The Community Schemes Ombud Service (CSOS) was established by the Community Schemes Ombud Services Act, 9 of 2011 to handle disputes between parties that approach it in respect of community living schemes.
As part of its dispute resolution procedure the CSOS attempts to resolve disputes firstly through Conciliation (formal or informal) and where the dispute remains unresolved, Adjudication follows.
However, there are instances where Management Rules (the Rules) in sectional title schemes or the Memorandum of Incorporation (MOI) in Share Block Schemes provide for arbitration as a process for dispute resolution.
It then begs a question on whether it constitutes an irregular step to bypass arbitration in favour of CSOS procedures where such a clause exists that disputes need to be arbitrated first.

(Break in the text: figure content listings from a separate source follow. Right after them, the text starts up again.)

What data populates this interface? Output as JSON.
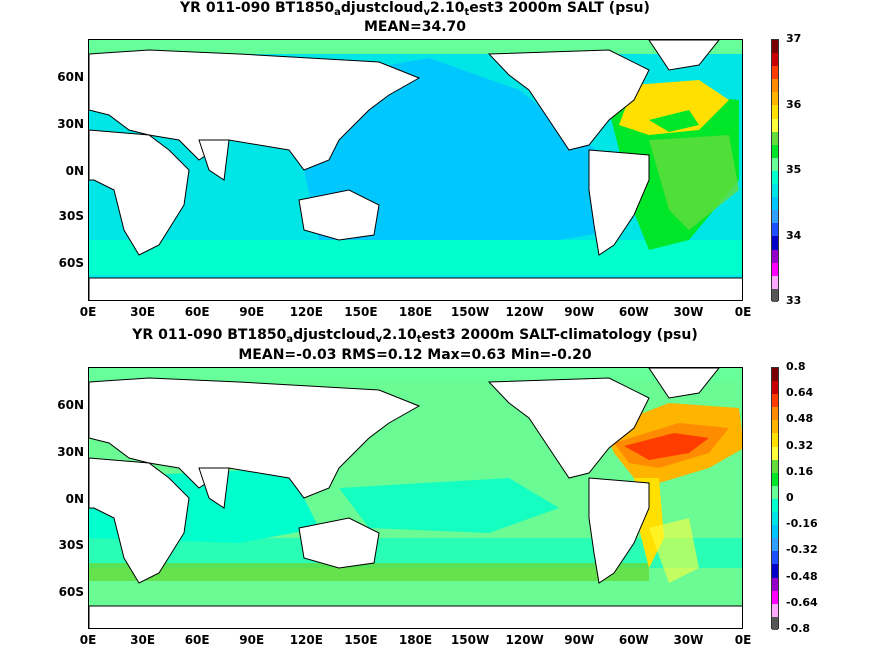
{
  "panels": [
    {
      "title_prefix": "YR 011-090 BT1850",
      "title_sub1": "a",
      "title_mid1": "djustcloud",
      "title_sub2": "v",
      "title_mid2": "2.10",
      "title_sub3": "t",
      "title_suffix": "est3 2000m SALT (psu)",
      "stats": "MEAN=34.70",
      "colorbar_labels": [
        "37",
        "36",
        "35",
        "34",
        "33"
      ],
      "colorbar_colors": [
        "#7b0000",
        "#c80000",
        "#ff3c00",
        "#ff8c00",
        "#ffb400",
        "#ffe000",
        "#ffff3c",
        "#64dc3c",
        "#00e628",
        "#66ff99",
        "#00ffcc",
        "#00e6e6",
        "#00c8ff",
        "#32a0ff",
        "#1e50ff",
        "#0000c8",
        "#9600c8",
        "#ff00ff",
        "#ffaaff",
        "#555555"
      ]
    },
    {
      "title_prefix": "YR 011-090 BT1850",
      "title_sub1": "a",
      "title_mid1": "djustcloud",
      "title_sub2": "v",
      "title_mid2": "2.10",
      "title_sub3": "t",
      "title_suffix": "est3 2000m SALT-climatology (psu)",
      "stats": "MEAN=-0.03   RMS=0.12   Max=0.63   Min=-0.20",
      "colorbar_labels": [
        "0.8",
        "0.64",
        "0.48",
        "0.32",
        "0.16",
        "0",
        "-0.16",
        "-0.32",
        "-0.48",
        "-0.64",
        "-0.8"
      ],
      "colorbar_colors": [
        "#7b0000",
        "#c80000",
        "#ff3c00",
        "#ff8c00",
        "#ffb400",
        "#ffe000",
        "#ffff3c",
        "#64dc3c",
        "#00e628",
        "#66ff99",
        "#00ffcc",
        "#00e6e6",
        "#00c8ff",
        "#32a0ff",
        "#1e50ff",
        "#0000c8",
        "#9600c8",
        "#ff00ff",
        "#ffaaff",
        "#555555"
      ]
    }
  ],
  "lat_labels": [
    "60N",
    "30N",
    "0N",
    "30S",
    "60S"
  ],
  "lon_labels": [
    "0E",
    "30E",
    "60E",
    "90E",
    "120E",
    "150E",
    "180E",
    "150W",
    "120W",
    "90W",
    "60W",
    "30W",
    "0E"
  ],
  "colors": {
    "land": "#ffffff",
    "coast": "#000000"
  }
}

The decisions in various cases have shown that each case must be determined by its own merits such that arbitration may be deemed essential in other cases whilst in another case it may be decided that the matter be adjudicated by another forum such as the CSOS.
For example, in the case of Body Corporate of Greenacres v Greenacres Unit 17 CC and Another 2008 (3) SA 167 (SCA) it was held that arbitration is compulsory since it was part of the Management Rules. It is important to note that this case was decided before the coming into operation of the CSOS and therefore the adjudication of disputes was through the Courts at the time.
In PCL Consulting (Pty) Ltd t/a Phillips Consulting SA v Tresso Trading 119 (Pty) Ltd the Court held that the fact that there is provision for arbitration does not take away the Court’s jurisdiction, but that it may be stayed until the matter is attempted to be resolved through arbitration while in Pinewood Park Scheme No. 202 v Dellis (Pty) Ltd the Court held that arbitration was not required by law and that its foundation in that instance is contractual as it was adopted into the Rules of the scheme, and therefore the Court may decide to dispense with arbitration if needs be.
From the above cases it can thus be concluded that the presence of an arbitration clause in the Rules or MOI does not automatically dispense with the jurisdiction of the CSOS or Court if the parties agree that the matter be decided by such forum and not arbitration.
In the event that a party protests to the dispute being brought to the CSOS before arbitration where there is a clause for arbitration, the CSOS will have to hear motivations and compelling reasons why the dispute must be heard by the CSOS and not by arbitration.
This must be weighed against the natural inclination to give effect to a provision of a contractual document requiring that arbitration be done first, but also not impeding on the right of parties to access of justice.
The CSOS was created by statute to preside over community scheme disputes in a much faster and inexpensive way and therefore to limit one’s right to approach the CSOS in demand that the arbitration procedure be followed first, somewhat defeats the purpose especially because arbitration is quite an expensive process.
Further, section 40 of the CSOS Act provides that the CSOS may request proof that internal dispute resolution procedures have been exhausted before the CSOS is approached. Objectively speaking, hiring an external Arbitrator to preside over a dispute in a community scheme does not seem to amount as an internal procedure especially read with the above.
This is in so far as it does not follow that an expensive process (arbitration) should be regarded as an internal prerequisite to satisfy requirements before approaching a CSOS procedure that is meant to resolve disputes in a cost-effective manner.
Further, having to hire an external arbitrator obviously means the parties have failed to resolve the dispute between themselves (internally). Our view is that these two lines of reasoning cannot be harmonised with a conclusion that arbitration is an internal procedure in terms of section 40 of the Community Schemes Ombud Service Act, 9 of 2011.
Despite the above where arbitration has already commenced and the other party approaches the CSOS, a plea that the matter is already pending before another forum may successfully be raised resulting in the CSOS finding that the arbitration must be concluded first before the dispute can be taken to CSOS. Alternatively, the parties may agree to withdraw the arbitration procedure and bring the dispute before the CSOS.
Community scheme disputes are fraught with technical and legal hurdles that are not easily conquered, it is important to seek expert legal assistance.